31 Then God saw everything that He had made, and indeed it was very good. So the evening and the morning were the sixth day.
In my first post on the Alpha and the Omega as one of the’ I AM’s’ (April 6, 2018), I wrote about how Yeshua described Himself as the Alpha and the Omega in the Revelation verses (see Revelation Chapter 1:8 & 17-18; Chapter 21:6-7; Chapter 22:13). Also, I wrote about how Yeshua was there at the beginning of creation with the Father YHWH and about how He will be there at the end of days – so He is truly the Alpha (as the first letter of the Greek alphabet, the language of the New Testament) and the Omega (the last letter of the Greek alphabet).
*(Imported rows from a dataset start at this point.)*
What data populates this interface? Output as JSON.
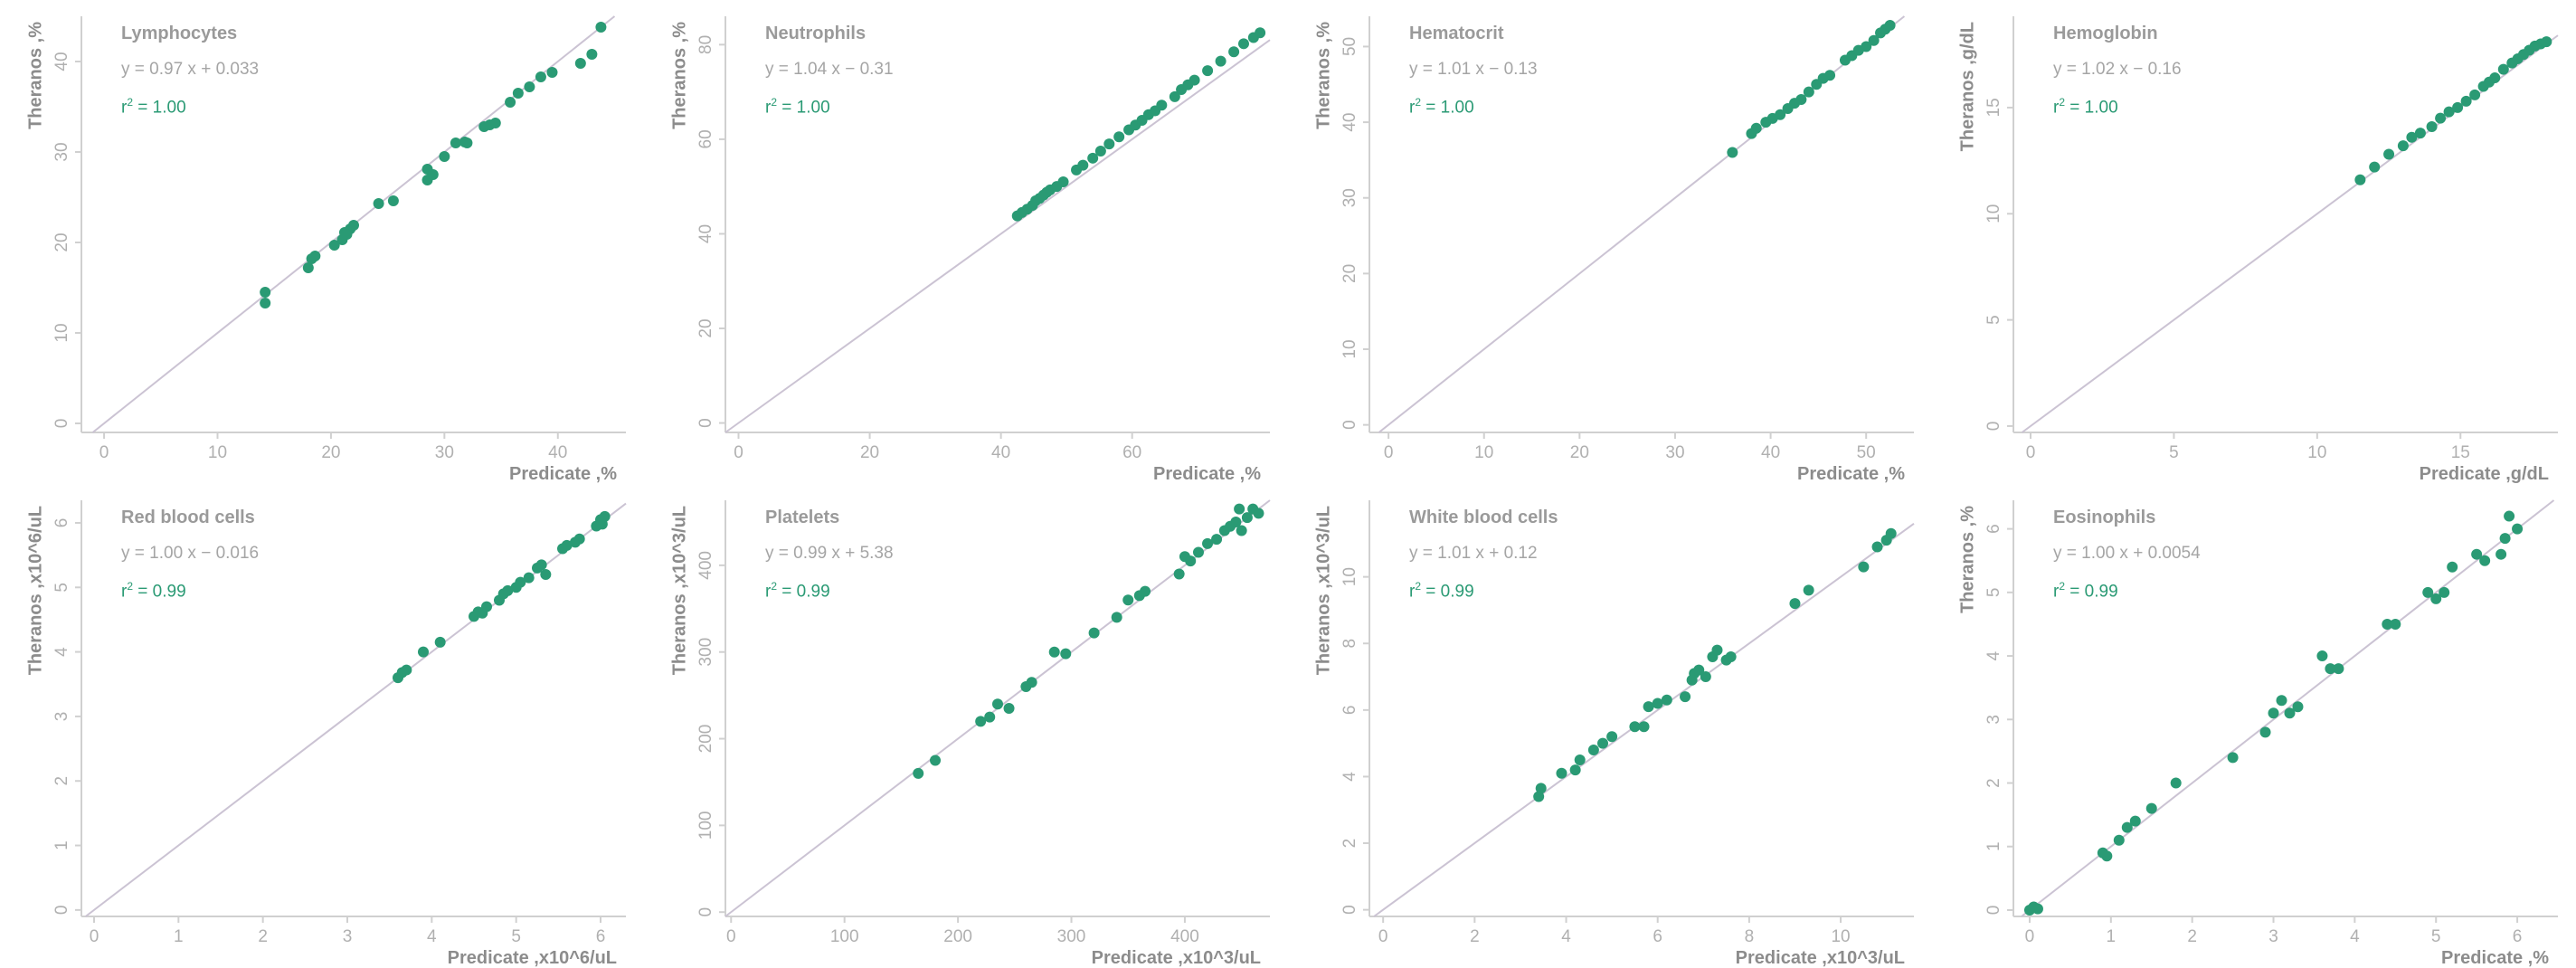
{
  "chart_data": [
    {
      "type": "scatter",
      "title": "Lymphocytes",
      "equation": "y = 0.97 x + 0.033",
      "r2_label": "r",
      "r2_value": "= 1.00",
      "xlabel": "Predicate ,%",
      "ylabel": "Theranos ,%",
      "xlim": [
        -2,
        46
      ],
      "ylim": [
        -1,
        45
      ],
      "xticks": [
        0,
        10,
        20,
        30,
        40
      ],
      "xtick_labels": [
        "0",
        "10",
        "20",
        "30",
        "40"
      ],
      "yticks": [
        0,
        10,
        20,
        30,
        40
      ],
      "ytick_labels": [
        "0",
        "10",
        "20",
        "30",
        "40"
      ],
      "points": [
        [
          14.2,
          14.5
        ],
        [
          14.2,
          13.3
        ],
        [
          18,
          17.2
        ],
        [
          18.3,
          18.2
        ],
        [
          18.6,
          18.5
        ],
        [
          20.3,
          19.7
        ],
        [
          21,
          20.3
        ],
        [
          21.4,
          20.9
        ],
        [
          21.7,
          21.5
        ],
        [
          22,
          21.9
        ],
        [
          21.2,
          21.1
        ],
        [
          24.2,
          24.3
        ],
        [
          25.5,
          24.6
        ],
        [
          28.5,
          26.9
        ],
        [
          28.5,
          28.1
        ],
        [
          29,
          27.5
        ],
        [
          30,
          29.5
        ],
        [
          31,
          31
        ],
        [
          31.8,
          31.1
        ],
        [
          32,
          31
        ],
        [
          33.5,
          32.8
        ],
        [
          34,
          33
        ],
        [
          34.5,
          33.2
        ],
        [
          35.8,
          35.5
        ],
        [
          36.5,
          36.5
        ],
        [
          37.5,
          37.2
        ],
        [
          38.5,
          38.3
        ],
        [
          39.5,
          38.8
        ],
        [
          42,
          39.8
        ],
        [
          43,
          40.8
        ],
        [
          43.8,
          43.8
        ]
      ],
      "fit": {
        "slope": 0.97,
        "intercept": 0.033
      },
      "grid": false
    },
    {
      "type": "scatter",
      "title": "Neutrophils",
      "equation": "y = 1.04 x − 0.31",
      "r2_label": "r",
      "r2_value": "= 1.00",
      "xlabel": "Predicate ,%",
      "ylabel": "Theranos ,%",
      "xlim": [
        -2,
        81
      ],
      "ylim": [
        -2,
        86
      ],
      "xticks": [
        0,
        20,
        40,
        60
      ],
      "xtick_labels": [
        "0",
        "20",
        "40",
        "60"
      ],
      "yticks": [
        0,
        20,
        40,
        60,
        80
      ],
      "ytick_labels": [
        "0",
        "20",
        "40",
        "60",
        "80"
      ],
      "points": [
        [
          42.5,
          43.8
        ],
        [
          43.2,
          44.5
        ],
        [
          44,
          45.2
        ],
        [
          44.8,
          46
        ],
        [
          45.3,
          47
        ],
        [
          45.9,
          47.5
        ],
        [
          46.5,
          48.2
        ],
        [
          47,
          48.8
        ],
        [
          47.5,
          49.3
        ],
        [
          48.5,
          50
        ],
        [
          49.5,
          51
        ],
        [
          51.5,
          53.5
        ],
        [
          52.5,
          54.5
        ],
        [
          54,
          56
        ],
        [
          55.2,
          57.5
        ],
        [
          56.5,
          59
        ],
        [
          58,
          60.5
        ],
        [
          59.5,
          62
        ],
        [
          60.5,
          63
        ],
        [
          61.5,
          64
        ],
        [
          62.5,
          65.2
        ],
        [
          63.5,
          66
        ],
        [
          64.5,
          67.2
        ],
        [
          66.5,
          69
        ],
        [
          67.5,
          70.5
        ],
        [
          68.5,
          71.5
        ],
        [
          69.5,
          72.5
        ],
        [
          71.5,
          74.5
        ],
        [
          73.5,
          76.5
        ],
        [
          75.5,
          78.5
        ],
        [
          77,
          80.2
        ],
        [
          78.5,
          81.5
        ],
        [
          79.5,
          82.5
        ]
      ],
      "fit": {
        "slope": 1.04,
        "intercept": -0.31
      },
      "grid": false
    },
    {
      "type": "scatter",
      "title": "Hematocrit",
      "equation": "y = 1.01 x − 0.13",
      "r2_label": "r",
      "r2_value": "= 1.00",
      "xlabel": "Predicate ,%",
      "ylabel": "Theranos ,%",
      "xlim": [
        -2,
        55
      ],
      "ylim": [
        -1,
        54
      ],
      "xticks": [
        0,
        10,
        20,
        30,
        40,
        50
      ],
      "xtick_labels": [
        "0",
        "10",
        "20",
        "30",
        "40",
        "50"
      ],
      "yticks": [
        0,
        10,
        20,
        30,
        40,
        50
      ],
      "ytick_labels": [
        "0",
        "10",
        "20",
        "30",
        "40",
        "50"
      ],
      "points": [
        [
          36,
          36
        ],
        [
          38,
          38.5
        ],
        [
          38.5,
          39.2
        ],
        [
          39.5,
          40
        ],
        [
          40.2,
          40.5
        ],
        [
          41,
          41
        ],
        [
          41.8,
          41.8
        ],
        [
          42.5,
          42.5
        ],
        [
          43.2,
          43
        ],
        [
          44,
          44
        ],
        [
          44.8,
          45
        ],
        [
          45.5,
          45.8
        ],
        [
          46.2,
          46.2
        ],
        [
          47.8,
          48.2
        ],
        [
          48.5,
          48.8
        ],
        [
          49.2,
          49.5
        ],
        [
          50,
          50
        ],
        [
          50.8,
          50.8
        ],
        [
          51.5,
          51.8
        ],
        [
          52,
          52.3
        ],
        [
          52.5,
          52.8
        ]
      ],
      "fit": {
        "slope": 1.01,
        "intercept": -0.13
      },
      "grid": false
    },
    {
      "type": "scatter",
      "title": "Hemoglobin",
      "equation": "y = 1.02 x − 0.16",
      "r2_label": "r",
      "r2_value": "= 1.00",
      "xlabel": "Predicate ,g/dL",
      "ylabel": "Theranos ,g/dL",
      "xlim": [
        -0.6,
        18.4
      ],
      "ylim": [
        -0.3,
        19.3
      ],
      "xticks": [
        0,
        5,
        10,
        15
      ],
      "xtick_labels": [
        "0",
        "5",
        "10",
        "15"
      ],
      "yticks": [
        0,
        5,
        10,
        15
      ],
      "ytick_labels": [
        "0",
        "5",
        "10",
        "15"
      ],
      "points": [
        [
          11.5,
          11.6
        ],
        [
          12,
          12.2
        ],
        [
          12.5,
          12.8
        ],
        [
          13,
          13.2
        ],
        [
          13.3,
          13.6
        ],
        [
          13.6,
          13.8
        ],
        [
          14,
          14.1
        ],
        [
          14.3,
          14.5
        ],
        [
          14.6,
          14.8
        ],
        [
          14.9,
          15
        ],
        [
          15.2,
          15.3
        ],
        [
          15.5,
          15.6
        ],
        [
          15.8,
          16
        ],
        [
          16,
          16.2
        ],
        [
          16.2,
          16.4
        ],
        [
          16.5,
          16.8
        ],
        [
          16.8,
          17.1
        ],
        [
          17,
          17.3
        ],
        [
          17.2,
          17.5
        ],
        [
          17.4,
          17.7
        ],
        [
          17.6,
          17.9
        ],
        [
          17.8,
          18
        ],
        [
          18,
          18.1
        ]
      ],
      "fit": {
        "slope": 1.02,
        "intercept": -0.16
      },
      "grid": false
    },
    {
      "type": "scatter",
      "title": "Red blood cells",
      "equation": "y = 1.00 x − 0.016",
      "r2_label": "r",
      "r2_value": "= 0.99",
      "xlabel": "Predicate ,x10^6/uL",
      "ylabel": "Theranos ,x10^6/uL",
      "xlim": [
        -0.15,
        6.3
      ],
      "ylim": [
        -0.1,
        6.35
      ],
      "xticks": [
        0,
        1,
        2,
        3,
        4,
        5,
        6
      ],
      "xtick_labels": [
        "0",
        "1",
        "2",
        "3",
        "4",
        "5",
        "6"
      ],
      "yticks": [
        0,
        1,
        2,
        3,
        4,
        5,
        6
      ],
      "ytick_labels": [
        "0",
        "1",
        "2",
        "3",
        "4",
        "5",
        "6"
      ],
      "points": [
        [
          3.6,
          3.6
        ],
        [
          3.65,
          3.68
        ],
        [
          3.7,
          3.72
        ],
        [
          3.9,
          4
        ],
        [
          4.1,
          4.15
        ],
        [
          4.5,
          4.55
        ],
        [
          4.55,
          4.62
        ],
        [
          4.6,
          4.6
        ],
        [
          4.65,
          4.7
        ],
        [
          4.8,
          4.8
        ],
        [
          4.85,
          4.9
        ],
        [
          4.9,
          4.95
        ],
        [
          5.0,
          5.0
        ],
        [
          5.05,
          5.08
        ],
        [
          5.15,
          5.15
        ],
        [
          5.25,
          5.3
        ],
        [
          5.3,
          5.35
        ],
        [
          5.35,
          5.2
        ],
        [
          5.55,
          5.6
        ],
        [
          5.6,
          5.65
        ],
        [
          5.7,
          5.7
        ],
        [
          5.75,
          5.75
        ],
        [
          5.95,
          5.95
        ],
        [
          6,
          6.05
        ],
        [
          6.02,
          5.98
        ],
        [
          6.05,
          6.1
        ]
      ],
      "fit": {
        "slope": 1.0,
        "intercept": -0.016
      },
      "grid": false
    },
    {
      "type": "scatter",
      "title": "Platelets",
      "equation": "y = 0.99 x + 5.38",
      "r2_label": "r",
      "r2_value": "= 0.99",
      "xlabel": "Predicate ,x10^3/uL",
      "ylabel": "Theranos ,x10^3/uL",
      "xlim": [
        -5,
        475
      ],
      "ylim": [
        -5,
        475
      ],
      "xticks": [
        0,
        100,
        200,
        300,
        400
      ],
      "xtick_labels": [
        "0",
        "100",
        "200",
        "300",
        "400"
      ],
      "yticks": [
        0,
        100,
        200,
        300,
        400
      ],
      "ytick_labels": [
        "0",
        "100",
        "200",
        "300",
        "400"
      ],
      "points": [
        [
          165,
          160
        ],
        [
          180,
          175
        ],
        [
          220,
          220
        ],
        [
          228,
          225
        ],
        [
          235,
          240
        ],
        [
          245,
          235
        ],
        [
          260,
          260
        ],
        [
          265,
          265
        ],
        [
          285,
          300
        ],
        [
          295,
          298
        ],
        [
          320,
          322
        ],
        [
          340,
          340
        ],
        [
          350,
          360
        ],
        [
          360,
          365
        ],
        [
          365,
          370
        ],
        [
          395,
          390
        ],
        [
          400,
          410
        ],
        [
          405,
          405
        ],
        [
          412,
          415
        ],
        [
          420,
          425
        ],
        [
          428,
          430
        ],
        [
          435,
          440
        ],
        [
          440,
          445
        ],
        [
          445,
          450
        ],
        [
          450,
          440
        ],
        [
          455,
          455
        ],
        [
          460,
          465
        ],
        [
          465,
          460
        ],
        [
          448,
          465
        ]
      ],
      "fit": {
        "slope": 0.99,
        "intercept": 5.38
      },
      "grid": false
    },
    {
      "type": "scatter",
      "title": "White blood cells",
      "equation": "y = 1.01 x + 0.12",
      "r2_label": "r",
      "r2_value": "= 0.99",
      "xlabel": "Predicate ,x10^3/uL",
      "ylabel": "Theranos ,x10^3/uL",
      "xlim": [
        -0.3,
        11.6
      ],
      "ylim": [
        -0.2,
        12.3
      ],
      "xticks": [
        0,
        2,
        4,
        6,
        8,
        10
      ],
      "xtick_labels": [
        "0",
        "2",
        "4",
        "6",
        "8",
        "10"
      ],
      "yticks": [
        0,
        2,
        4,
        6,
        8,
        10
      ],
      "ytick_labels": [
        "0",
        "2",
        "4",
        "6",
        "8",
        "10"
      ],
      "points": [
        [
          3.4,
          3.4
        ],
        [
          3.45,
          3.65
        ],
        [
          3.9,
          4.1
        ],
        [
          4.2,
          4.2
        ],
        [
          4.3,
          4.5
        ],
        [
          4.6,
          4.8
        ],
        [
          4.8,
          5.0
        ],
        [
          5.0,
          5.2
        ],
        [
          5.5,
          5.5
        ],
        [
          5.7,
          5.5
        ],
        [
          5.8,
          6.1
        ],
        [
          6.0,
          6.2
        ],
        [
          6.2,
          6.3
        ],
        [
          6.6,
          6.4
        ],
        [
          6.75,
          6.9
        ],
        [
          6.8,
          7.1
        ],
        [
          6.9,
          7.2
        ],
        [
          7.05,
          7.0
        ],
        [
          7.2,
          7.6
        ],
        [
          7.3,
          7.8
        ],
        [
          7.5,
          7.5
        ],
        [
          7.6,
          7.6
        ],
        [
          9.0,
          9.2
        ],
        [
          9.3,
          9.6
        ],
        [
          10.5,
          10.3
        ],
        [
          10.8,
          10.9
        ],
        [
          11.0,
          11.1
        ],
        [
          11.1,
          11.3
        ]
      ],
      "fit": {
        "slope": 1.01,
        "intercept": 0.12
      },
      "grid": false
    },
    {
      "type": "scatter",
      "title": "Eosinophils",
      "equation": "y = 1.00 x + 0.0054",
      "r2_label": "r",
      "r2_value": "= 0.99",
      "xlabel": "Predicate ,%",
      "ylabel": "Theranos ,%",
      "xlim": [
        -0.2,
        6.5
      ],
      "ylim": [
        -0.1,
        6.45
      ],
      "xticks": [
        0,
        1,
        2,
        3,
        4,
        5,
        6
      ],
      "xtick_labels": [
        "0",
        "1",
        "2",
        "3",
        "4",
        "5",
        "6"
      ],
      "yticks": [
        0,
        1,
        2,
        3,
        4,
        5,
        6
      ],
      "ytick_labels": [
        "0",
        "1",
        "2",
        "3",
        "4",
        "5",
        "6"
      ],
      "points": [
        [
          0,
          0
        ],
        [
          0.05,
          0.05
        ],
        [
          0.1,
          0.02
        ],
        [
          0.9,
          0.9
        ],
        [
          0.95,
          0.85
        ],
        [
          1.1,
          1.1
        ],
        [
          1.2,
          1.3
        ],
        [
          1.3,
          1.4
        ],
        [
          1.5,
          1.6
        ],
        [
          1.8,
          2.0
        ],
        [
          2.5,
          2.4
        ],
        [
          2.9,
          2.8
        ],
        [
          3.0,
          3.1
        ],
        [
          3.1,
          3.3
        ],
        [
          3.2,
          3.1
        ],
        [
          3.3,
          3.2
        ],
        [
          3.6,
          4.0
        ],
        [
          3.7,
          3.8
        ],
        [
          3.8,
          3.8
        ],
        [
          4.4,
          4.5
        ],
        [
          4.5,
          4.5
        ],
        [
          4.9,
          5.0
        ],
        [
          5.0,
          4.9
        ],
        [
          5.1,
          5.0
        ],
        [
          5.2,
          5.4
        ],
        [
          5.5,
          5.6
        ],
        [
          5.6,
          5.5
        ],
        [
          5.8,
          5.6
        ],
        [
          5.85,
          5.85
        ],
        [
          5.9,
          6.2
        ],
        [
          6.0,
          6.0
        ]
      ],
      "fit": {
        "slope": 1.0,
        "intercept": 0.0054
      },
      "grid": false
    }
  ],
  "colors": {
    "point": "#2a9a74",
    "r2_text": "#2a9a74",
    "title_text": "#9a9a9a",
    "equation_text": "#a5a5a5",
    "axis": "#d0d0d0",
    "tick_text": "#b0b0b0",
    "label_text": "#8c8c8c",
    "identity_line": "#cbc3d3"
  }
}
From the Compelling Truth page, the author writes about how Yeshua is the Alpha and the Omega: “Theologically, as the Alpha and the Omega, Jesus refers to Himself as eternal. From beginning to end, Jesus has always existed and always will exist. This is an attribute unique to God, meaning Jesus equates Himself with the eternal God the Father. Jesus did this in His earthly ministry as well, telling the religious leaders, “before Abraham was born, I am”(John 8:58). They understood His statement as a claim to be the Lord, the “I AM” of Exodus 3:14: “And God said unto Moses, I Am That I Am: and he said, Thus shalt thou say unto the children of Israel, I Am hath sent me unto you.”
Further, as Alpha and Omega, Jesus connects Himself with statements of God from the Old Testament. Isaiah 44:6 says, “I am the first and I am the last; besides me there is no God.” Isaiah 48:12 includes, “I am he; I am the first, and I am the last.”— Revelation 1:8 reads, “‘I am the Alpha and the Omega,’ says the Lord God, ‘who is and who was and who is to come, the Almighty.'” Jesus is the eternal One and the Almighty who will one day return to fulfil the remaining prophecies of Scripture… Jesus is the Alpha and the Omega in His eternal nature, His role in creation, His sustaining of the universe, and in His fulfilment as the Messiah. Those who read the words of Jesus referring to Himself as the Alpha and the Omega in Revelation find One who refers to Himself as Lord who will One day make all things new (Revelation 2).”₁
To further explore the significance of what Yeshua was saying when He said “I AM”, we might come to the additional realisation of who YHWH is through His name alone:
Psalm 68: 4
Sing to God! Sing praises to his name! Extol him who rides on the clouds: to Yah, his name! Rejoice before him! (World English Bible)
Sing unto God, sing praises to his name: Cast up a highway for him that rideth through the deserts; His name is Jehovah; and exult ye before him. (American Standard Version)
Sing unto God, sing praises to his name: extol him that rideth upon the heavens by his name JAH, and rejoice before him. (King James Bible)
John Gill writes: “by his name JAH; or Jehovah; which being a name incommunicable to creatures, and given to Christ, shows him to be the most High; a self-existent Being, the immutable and everlasting “I AM”; which is, and was, and is to come; from whom all creatures receive their being, and are continued in it; and who is also Jehovah our righteousness; and by, in, and because of this name, is he to be extolled and magnified.”₂
When we revisit the now most familiar verse from Genesis Chapter One verse one: In the beginning God created the heaven and the earth, we are reminded of the name “God” being translated from the Hebrew Elohim. Charles Ellicott explains this name as follows: “God.–Heb., Elohim. A word plural in form, but joined with a verb singular, except when it refers to the false gods of the heathen, in which case it takes a verb plural. Its root-meaning is strength, power; and the form Elohim is not to be regarded as a pluralis majestatis, but as embodying the effort of early human thought in feeling after the Deity, and in arriving at the conclusion that the Deity was One. Thus, in the name Elohim it included in one Person all the powers, mights, and influences by which the world was first created and is now governed and maintained. In the Vedas, in the hymns recovered for us by the decipherment of the cuneiform inscriptions, whether Accadian or Semitic, and in all other ancient religious poetry, we find these powers ascribed to different beings; in the Bible alone Elohim is one. Christians may also well see in this a foreshadowing of the plurality of persons in the Divine Trinity; but its primary lesson is that, however diverse may seem the working of the powers of nature, the Worker is one and His work one.”₃
So in conclusion, when Yeshua says “I AM the Alpha and the Omega,” we can rest assured that our hope and faith is safely in His hands as He is the IAM of the Old Testament and the New. All the aspects of the great I AM are to be found in our Lord Yeshua – AMEN!